A lot of you asked where my running resolution was when I listed my non-resolution resolutions. Truth is, a running resolution didn’t even occur to me. It should have – the half-marathon is only six weeks away. (Six weeks! Six weeks is not a long time!) But my kidneys haven’t been very accommodating lately, so there hasn’t been much running this winter. At all. Like, you guys, a running resolution didn’t even occur to me, even though I knew I needed to get back out there.
I finally got clearance to run (as tolerated…so, until I get another kidney stone) and my panic over the half-marathon forced me out the door last Sunday. I felt great. Running felt great. I got in 3 1/2 miles, the first two straight, no problem. I was a bit wheezy, the air was a bit cold, but my kidneys were fine. But I still wasn’t sure even starting at 3 1/2 miles would get me where I needed to be in just six weeks, not when I have barely been running this season.

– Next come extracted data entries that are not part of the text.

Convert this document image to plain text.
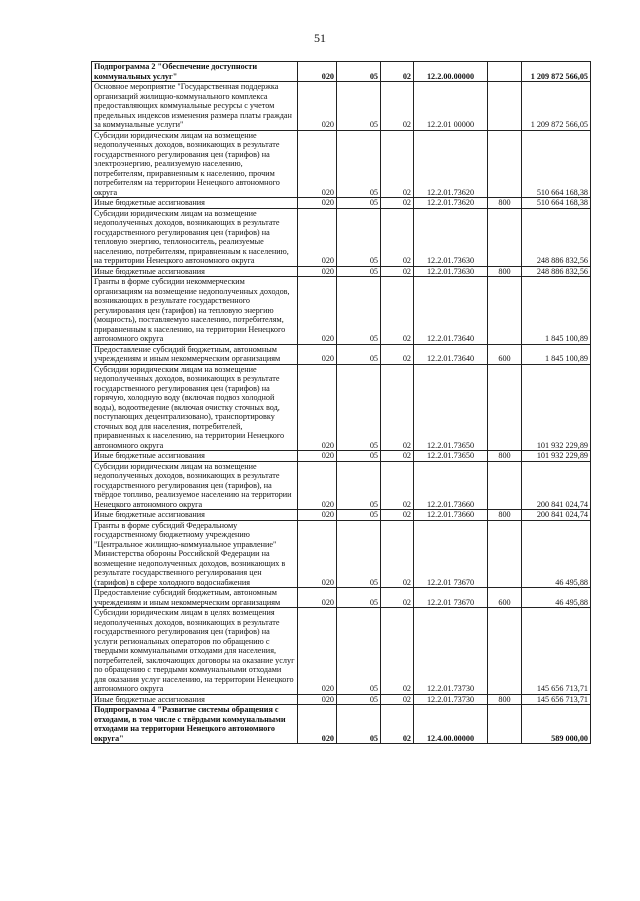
51
Подпрограмма 2 "Обеспечение доступности коммунальных услуг"	020	05	02	12.2.00.00000		1 209 872 566,05
Основное мероприятие "Государственная поддержка организаций жилищно-коммунального комплекса предоставляющих коммунальные ресурсы с учетом предельных индексов изменения размера платы граждан за коммунальные услуги"	020	05	02	12.2.01 00000		1 209 872 566,05
Субсидии юридическим лицам на возмещение недополученных доходов, возникающих в результате государственного регулирования цен (тарифов) на электроэнергию, реализуемую населению, потребителям, приравненным к населению, прочим потребителям на территории Ненецкого автономного округа	020	05	02	12.2.01.73620		510 664 168,38
Иные бюджетные ассигнования	020	05	02	12.2.01.73620	800	510 664 168,38
Субсидии юридическим лицам на возмещение недополученных доходов, возникающих в результате государственного регулирования цен (тарифов) на тепловую энергию, теплоноситель, реализуемые населению, потребителям, приравненным к населению, на территории Ненецкого автономного округа	020	05	02	12.2.01.73630		248 886 832,56
Иные бюджетные ассигнования	020	05	02	12.2.01.73630	800	248 886 832,56
Гранты в форме субсидии некоммерческим организациям на возмещение недополученных доходов, возникающих в результате государственного регулирования цен (тарифов) на тепловую энергию (мощность), поставляемую населению, потребителям, приравненным к населению, на территории Ненецкого автономного округа	020	05	02	12.2.01.73640		1 845 100,89
Предоставление субсидий бюджетным, автономным учреждениям и иным некоммерческим организациям	020	05	02	12.2.01.73640	600	1 845 100,89
Субсидии юридическим лицам на возмещение недополученных доходов, возникающих в результате государственного регулирования цен (тарифов) на горячую, холодную воду (включая подвоз холодной воды), водоотведение (включая очистку сточных вод, поступающих децентрализовано), транспортировку сточных вод для населения, потребителей, приравненных к населению, на территории Ненецкого автономного округа	020	05	02	12.2.01.73650		101 932 229,89
Иные бюджетные ассигнования	020	05	02	12.2.01.73650	800	101 932 229,89
Субсидии юридическим лицам на возмещение недополученных доходов, возникающих в результате государственного регулирования цен (тарифов), на твёрдое топливо, реализуемое населению на территории Ненецкого автономного округа	020	05	02	12.2.01.73660		200 841 024,74
Иные бюджетные ассигнования	020	05	02	12.2.01.73660	800	200 841 024,74
Гранты в форме субсидий Федеральному государственному бюджетному учреждению "Центральное жилищно-коммунальное управление" Министерства обороны Российской Федерации на возмещение недополученных доходов, возникающих в результате государственного регулирования цен (тарифов) в сфере холодного водоснабжения	020	05	02	12.2.01 73670		46 495,88
Предоставление субсидий бюджетным, автономным учреждениям и иным некоммерческим организациям	020	05	02	12.2.01 73670	600	46 495,88
Субсидии юридическим лицам в целях возмещения недополученных доходов, возникающих в результате государственного регулирования цен (тарифов) на услуги региональных операторов по обращению с твердыми коммунальными отходами для населения, потребителей, заключающих договоры на оказание услуг по обращению с твердыми коммунальными отходами для оказания услуг населению, на территории Ненецкого автономного округа	020	05	02	12.2.01.73730		145 656 713,71
Иные бюджетные ассигнования	020	05	02	12.2.01.73730	800	145 656 713,71
Подпрограмма 4 "Развитие системы обращения с отходами, в том числе с твёрдыми коммунальными отходами на территории Ненецкого автономного округа"	020	05	02	12.4.00.00000		589 000,00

Truth be told, if I didn’t have friend flying down for the event, I probably would have scratched it by now. I’d still run – running has become a part of me, and my emotional health is so much better when I find the time, not to mention I can sleep the entire night on my stomach without my back hurting on the nights when I run – but it’d be nice not to have this panicky deadline looming over my head.

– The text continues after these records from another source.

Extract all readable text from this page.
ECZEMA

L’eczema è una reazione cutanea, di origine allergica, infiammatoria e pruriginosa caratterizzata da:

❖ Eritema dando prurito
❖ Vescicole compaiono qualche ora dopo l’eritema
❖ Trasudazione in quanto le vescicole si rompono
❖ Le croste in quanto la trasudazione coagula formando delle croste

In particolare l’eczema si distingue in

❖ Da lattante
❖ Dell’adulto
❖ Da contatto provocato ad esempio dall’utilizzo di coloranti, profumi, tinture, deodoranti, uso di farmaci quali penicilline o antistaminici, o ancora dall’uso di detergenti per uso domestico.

But I’ve worked it out. The nice thing about being so far off the mark is that you kinda just say “screw it”. I might not make the 13.1 miles by March 1. I might not be able to do it. There. BOOM, as Bee would say. Out loud: I might not. But I’ll keep aiming for it anyway. See where I end up. Because it’s about the process. The proverbial frickin’ journey. It’s about aiming for something, believing you’re going to miss, and shooting for it anyway. I might not make it by March, but maybe that means I’ll be ready for the next half-marathon registration that pops up. Maybe it means I’m shape enough to join that running club. And maybe there will be cute, single guys at the running club. But hott guys aren’t the reason, either.
I run because I want to. Because it’s me. It gives me focus and bragging rights and a dedicated time to listen to music and daydream. Sometimes my daydreams are about finding a bench and sitting down and catching my goddang breath, but hey – dream big, sunshine. And if I’m out there improving myself and running and doing all I can, then I can yell at my football guys to run faster, do better, with a clear conscience. (Yes, everything boils down to football in my life right now.)
So, yes, to answer your questions, I am out there running. Finally. There’s a goal in mind…but it’s sort of a floating goal. I only got in two miles last night, and they weren’t even close to all the way together. But seeing as I could barely hobble down the hallway after my epic start on Sunday, I get points just for knowing that what I needed was a shake-out run to loosen up again. In the literal freezing cold. I’m feeling much better this morning than I have since my first run. I think Thursdays will be better. Maybe not a fast two miles and then another mile and a half tacked on… But then again, maybe I will.
And even if I don’t, if I can’t, I’m going to run anyway.